问题
I wonder why is the reason why this code never finishes its execution.
It makes use of MoreLinq
void Main()
{
var values = MoreEnumerable.Random(1, 200);
var filtered = MyMethod(values)
.Take(2)
.Dump();
}
public IEnumerable<int> MyMethod(IEnumerable<int> source)
{
return source
.Select(x => new[] { x })
.Aggregate((a, b) => new[] { a.Last() + b.First()});
}
回答1:
Because MoreEnumerable.Random(1, 200)
returns an infinite sequence and the .Aggregate
statement in MyMethod
is trying to enumerate the whole sequence.
If I understand correctly what you are trying to do, moving Take
to MyMethod
may work:
public static IEnumerable<int> MyMethod(IEnumerable<int> source)
{
return source
.Select(x => new[] { x })
.Take(2)
.Aggregate((a, b) => new[] { a.Last() + b.First() });
}
回答2:
I find out that this method(.Random(1, 200)) returns an infinite sequence of random integers using the standard .NET random number generator.

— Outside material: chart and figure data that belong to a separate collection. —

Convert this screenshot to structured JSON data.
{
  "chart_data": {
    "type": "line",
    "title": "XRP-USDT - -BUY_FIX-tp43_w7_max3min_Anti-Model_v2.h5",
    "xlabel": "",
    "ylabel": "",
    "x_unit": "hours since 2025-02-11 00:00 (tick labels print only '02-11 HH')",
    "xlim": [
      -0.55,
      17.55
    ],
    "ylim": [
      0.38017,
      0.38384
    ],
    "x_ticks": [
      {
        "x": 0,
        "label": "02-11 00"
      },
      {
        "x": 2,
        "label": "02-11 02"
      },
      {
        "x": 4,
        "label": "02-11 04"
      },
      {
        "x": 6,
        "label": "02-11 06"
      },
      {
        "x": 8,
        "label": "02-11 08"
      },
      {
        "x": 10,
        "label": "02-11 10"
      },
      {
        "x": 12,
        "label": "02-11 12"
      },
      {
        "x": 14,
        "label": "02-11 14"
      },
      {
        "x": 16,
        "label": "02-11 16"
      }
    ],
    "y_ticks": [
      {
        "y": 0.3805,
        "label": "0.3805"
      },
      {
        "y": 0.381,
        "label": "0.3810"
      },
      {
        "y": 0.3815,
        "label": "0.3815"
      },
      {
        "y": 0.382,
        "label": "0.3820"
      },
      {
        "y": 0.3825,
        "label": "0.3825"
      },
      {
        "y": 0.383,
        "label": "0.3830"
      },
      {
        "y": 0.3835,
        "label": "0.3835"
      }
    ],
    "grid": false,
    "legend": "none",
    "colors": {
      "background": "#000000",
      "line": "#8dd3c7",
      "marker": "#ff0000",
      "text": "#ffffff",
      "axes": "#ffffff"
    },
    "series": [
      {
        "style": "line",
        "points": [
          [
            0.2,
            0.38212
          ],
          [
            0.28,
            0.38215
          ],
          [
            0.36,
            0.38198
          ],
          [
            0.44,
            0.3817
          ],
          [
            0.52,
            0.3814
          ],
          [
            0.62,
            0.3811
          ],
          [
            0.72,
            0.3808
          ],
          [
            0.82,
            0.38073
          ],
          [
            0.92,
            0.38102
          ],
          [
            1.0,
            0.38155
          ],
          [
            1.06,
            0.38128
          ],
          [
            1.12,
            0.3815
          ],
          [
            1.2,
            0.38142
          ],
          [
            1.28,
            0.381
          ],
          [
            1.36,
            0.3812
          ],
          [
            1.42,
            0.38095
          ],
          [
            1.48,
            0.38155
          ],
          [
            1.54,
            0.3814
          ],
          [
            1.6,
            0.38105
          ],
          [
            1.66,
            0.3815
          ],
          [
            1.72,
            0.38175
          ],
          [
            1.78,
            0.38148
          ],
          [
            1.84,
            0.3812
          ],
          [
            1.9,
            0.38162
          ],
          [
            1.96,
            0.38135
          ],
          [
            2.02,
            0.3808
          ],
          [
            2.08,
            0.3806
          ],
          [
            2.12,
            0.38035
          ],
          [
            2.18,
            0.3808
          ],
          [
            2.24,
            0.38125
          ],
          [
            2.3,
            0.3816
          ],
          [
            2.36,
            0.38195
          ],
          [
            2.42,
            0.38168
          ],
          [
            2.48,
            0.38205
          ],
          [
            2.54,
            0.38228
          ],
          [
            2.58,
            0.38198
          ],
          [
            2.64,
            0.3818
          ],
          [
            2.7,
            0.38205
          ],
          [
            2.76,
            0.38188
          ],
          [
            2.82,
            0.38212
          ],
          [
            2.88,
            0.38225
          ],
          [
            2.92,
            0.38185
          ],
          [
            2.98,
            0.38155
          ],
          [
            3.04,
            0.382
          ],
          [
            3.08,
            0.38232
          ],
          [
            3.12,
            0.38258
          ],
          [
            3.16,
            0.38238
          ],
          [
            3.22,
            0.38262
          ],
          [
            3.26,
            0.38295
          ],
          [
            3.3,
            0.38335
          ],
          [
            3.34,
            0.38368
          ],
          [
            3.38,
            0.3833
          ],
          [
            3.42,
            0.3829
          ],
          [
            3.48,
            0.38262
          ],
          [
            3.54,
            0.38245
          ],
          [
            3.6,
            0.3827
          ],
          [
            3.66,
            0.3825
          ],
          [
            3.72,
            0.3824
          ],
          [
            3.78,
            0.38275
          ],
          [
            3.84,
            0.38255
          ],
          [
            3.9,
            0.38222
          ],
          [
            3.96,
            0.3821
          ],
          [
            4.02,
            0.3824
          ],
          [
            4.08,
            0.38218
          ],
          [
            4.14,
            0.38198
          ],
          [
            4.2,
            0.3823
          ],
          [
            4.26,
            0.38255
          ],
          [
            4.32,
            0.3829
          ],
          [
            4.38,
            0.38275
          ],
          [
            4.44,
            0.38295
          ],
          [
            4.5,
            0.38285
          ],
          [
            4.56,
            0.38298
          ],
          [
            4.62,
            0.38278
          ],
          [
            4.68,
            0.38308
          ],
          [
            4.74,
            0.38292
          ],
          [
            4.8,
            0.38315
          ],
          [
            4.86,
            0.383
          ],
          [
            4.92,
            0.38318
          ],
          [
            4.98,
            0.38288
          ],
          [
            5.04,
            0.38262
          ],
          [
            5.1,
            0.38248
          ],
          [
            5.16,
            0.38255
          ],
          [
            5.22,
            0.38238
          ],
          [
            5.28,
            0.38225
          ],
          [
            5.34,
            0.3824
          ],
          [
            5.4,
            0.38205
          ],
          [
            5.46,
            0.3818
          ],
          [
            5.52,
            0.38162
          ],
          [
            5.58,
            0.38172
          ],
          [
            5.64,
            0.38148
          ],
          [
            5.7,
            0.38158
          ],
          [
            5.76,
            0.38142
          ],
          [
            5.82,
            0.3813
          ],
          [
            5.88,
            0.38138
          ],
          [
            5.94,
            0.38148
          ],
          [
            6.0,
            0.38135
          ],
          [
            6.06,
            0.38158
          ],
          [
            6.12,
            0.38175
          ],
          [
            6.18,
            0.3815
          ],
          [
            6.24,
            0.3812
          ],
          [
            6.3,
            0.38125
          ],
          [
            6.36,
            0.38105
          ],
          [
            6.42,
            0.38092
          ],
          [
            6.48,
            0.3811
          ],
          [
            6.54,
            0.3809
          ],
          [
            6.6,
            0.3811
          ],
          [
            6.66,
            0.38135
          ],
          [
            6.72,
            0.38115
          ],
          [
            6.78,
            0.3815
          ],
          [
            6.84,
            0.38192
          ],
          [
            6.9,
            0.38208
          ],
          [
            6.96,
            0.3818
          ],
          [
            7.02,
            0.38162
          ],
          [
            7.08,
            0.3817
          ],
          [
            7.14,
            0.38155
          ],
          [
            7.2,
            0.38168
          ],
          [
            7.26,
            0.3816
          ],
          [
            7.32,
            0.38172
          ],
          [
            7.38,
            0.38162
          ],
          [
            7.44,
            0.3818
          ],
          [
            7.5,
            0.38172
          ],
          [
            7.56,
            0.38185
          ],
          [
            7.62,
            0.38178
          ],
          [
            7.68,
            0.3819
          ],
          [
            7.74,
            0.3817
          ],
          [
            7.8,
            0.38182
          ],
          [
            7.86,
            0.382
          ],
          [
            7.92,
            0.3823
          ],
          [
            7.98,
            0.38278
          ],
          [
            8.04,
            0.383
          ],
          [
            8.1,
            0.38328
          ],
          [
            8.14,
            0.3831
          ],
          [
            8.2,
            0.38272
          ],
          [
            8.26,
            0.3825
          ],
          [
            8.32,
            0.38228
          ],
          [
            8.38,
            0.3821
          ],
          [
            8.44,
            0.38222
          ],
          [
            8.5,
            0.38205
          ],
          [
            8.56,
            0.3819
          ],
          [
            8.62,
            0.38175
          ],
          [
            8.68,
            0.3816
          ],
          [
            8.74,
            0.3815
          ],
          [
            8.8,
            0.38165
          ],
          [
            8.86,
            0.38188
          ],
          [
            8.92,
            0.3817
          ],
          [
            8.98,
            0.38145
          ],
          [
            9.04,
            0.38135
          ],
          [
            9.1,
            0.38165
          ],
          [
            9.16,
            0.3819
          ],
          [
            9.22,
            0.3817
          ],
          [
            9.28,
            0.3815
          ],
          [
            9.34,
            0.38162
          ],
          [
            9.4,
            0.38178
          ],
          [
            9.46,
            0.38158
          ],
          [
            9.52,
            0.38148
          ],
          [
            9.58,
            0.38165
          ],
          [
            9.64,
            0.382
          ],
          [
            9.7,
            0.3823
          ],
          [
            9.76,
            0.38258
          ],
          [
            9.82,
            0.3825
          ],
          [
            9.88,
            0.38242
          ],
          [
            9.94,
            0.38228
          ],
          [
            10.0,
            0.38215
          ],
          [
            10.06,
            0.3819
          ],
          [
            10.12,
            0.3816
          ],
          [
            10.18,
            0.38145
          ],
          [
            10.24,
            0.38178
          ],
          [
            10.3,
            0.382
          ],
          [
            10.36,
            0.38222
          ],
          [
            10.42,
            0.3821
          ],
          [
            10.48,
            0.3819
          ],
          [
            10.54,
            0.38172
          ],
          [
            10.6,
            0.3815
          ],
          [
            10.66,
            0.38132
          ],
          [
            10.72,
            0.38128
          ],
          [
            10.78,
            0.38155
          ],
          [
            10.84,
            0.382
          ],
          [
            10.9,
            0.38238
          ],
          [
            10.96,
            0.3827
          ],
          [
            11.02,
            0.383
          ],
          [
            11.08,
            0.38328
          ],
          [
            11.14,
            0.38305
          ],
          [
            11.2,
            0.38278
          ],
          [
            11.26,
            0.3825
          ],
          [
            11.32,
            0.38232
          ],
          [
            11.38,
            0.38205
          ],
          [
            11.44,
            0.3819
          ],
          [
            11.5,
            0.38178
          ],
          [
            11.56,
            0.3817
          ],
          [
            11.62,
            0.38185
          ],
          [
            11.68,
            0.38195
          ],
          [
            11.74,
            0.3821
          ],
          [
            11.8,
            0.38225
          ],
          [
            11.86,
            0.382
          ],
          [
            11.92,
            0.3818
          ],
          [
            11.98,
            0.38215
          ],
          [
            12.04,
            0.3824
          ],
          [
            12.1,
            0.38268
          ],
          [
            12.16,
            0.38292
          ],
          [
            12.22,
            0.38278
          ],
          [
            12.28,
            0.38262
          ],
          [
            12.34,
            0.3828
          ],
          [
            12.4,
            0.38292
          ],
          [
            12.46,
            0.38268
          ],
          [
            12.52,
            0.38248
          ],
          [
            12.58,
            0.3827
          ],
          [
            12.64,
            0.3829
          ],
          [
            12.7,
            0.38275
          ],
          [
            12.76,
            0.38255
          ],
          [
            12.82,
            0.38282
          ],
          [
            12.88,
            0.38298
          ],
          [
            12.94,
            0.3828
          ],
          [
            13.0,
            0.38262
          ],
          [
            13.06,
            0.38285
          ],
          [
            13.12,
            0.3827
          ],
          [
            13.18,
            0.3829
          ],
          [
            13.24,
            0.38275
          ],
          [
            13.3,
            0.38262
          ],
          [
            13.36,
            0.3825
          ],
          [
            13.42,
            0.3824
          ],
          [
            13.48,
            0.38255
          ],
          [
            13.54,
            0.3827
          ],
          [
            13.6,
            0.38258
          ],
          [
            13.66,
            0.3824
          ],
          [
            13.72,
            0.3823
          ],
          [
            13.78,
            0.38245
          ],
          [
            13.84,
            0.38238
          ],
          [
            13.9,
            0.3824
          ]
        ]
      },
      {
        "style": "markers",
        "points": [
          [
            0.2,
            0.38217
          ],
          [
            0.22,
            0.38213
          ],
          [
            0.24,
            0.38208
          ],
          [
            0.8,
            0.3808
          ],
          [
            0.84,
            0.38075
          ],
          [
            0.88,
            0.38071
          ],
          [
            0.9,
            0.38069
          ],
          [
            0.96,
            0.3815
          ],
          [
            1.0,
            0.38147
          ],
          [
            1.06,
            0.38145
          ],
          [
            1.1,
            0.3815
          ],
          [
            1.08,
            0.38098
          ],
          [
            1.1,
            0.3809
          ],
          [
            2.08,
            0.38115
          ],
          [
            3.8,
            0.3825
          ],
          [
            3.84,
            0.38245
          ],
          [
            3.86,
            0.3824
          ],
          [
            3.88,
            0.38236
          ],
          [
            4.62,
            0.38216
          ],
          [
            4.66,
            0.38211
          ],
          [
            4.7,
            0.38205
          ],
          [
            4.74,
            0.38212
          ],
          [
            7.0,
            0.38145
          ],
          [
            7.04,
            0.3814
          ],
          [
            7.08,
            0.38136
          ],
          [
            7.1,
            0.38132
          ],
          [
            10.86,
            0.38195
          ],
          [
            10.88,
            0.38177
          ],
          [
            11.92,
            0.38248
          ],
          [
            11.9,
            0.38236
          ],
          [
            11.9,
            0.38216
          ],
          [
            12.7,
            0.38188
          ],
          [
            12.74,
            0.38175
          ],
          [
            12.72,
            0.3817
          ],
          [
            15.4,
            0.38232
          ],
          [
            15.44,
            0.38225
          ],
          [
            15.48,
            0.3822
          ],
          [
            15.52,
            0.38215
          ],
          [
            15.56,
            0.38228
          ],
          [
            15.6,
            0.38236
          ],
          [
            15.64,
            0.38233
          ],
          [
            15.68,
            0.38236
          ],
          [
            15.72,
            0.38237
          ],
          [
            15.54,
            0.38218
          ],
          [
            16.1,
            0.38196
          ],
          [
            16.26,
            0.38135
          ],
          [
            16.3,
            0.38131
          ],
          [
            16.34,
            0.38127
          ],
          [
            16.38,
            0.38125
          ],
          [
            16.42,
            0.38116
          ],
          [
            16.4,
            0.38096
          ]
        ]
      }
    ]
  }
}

Documentation
回答3:
MoreEnumerable.Random enumerate an infinite list of random integers, that's why.
You have to replace
var values = MoreEnumerable.Random(1, 200);
by a finite list:
var values = MoreEnumerable.Random(1, 200).Take(100);
For reason I do not know yet, the Aggregation seems to take the whole list, despite you put .Take(2) two lines after.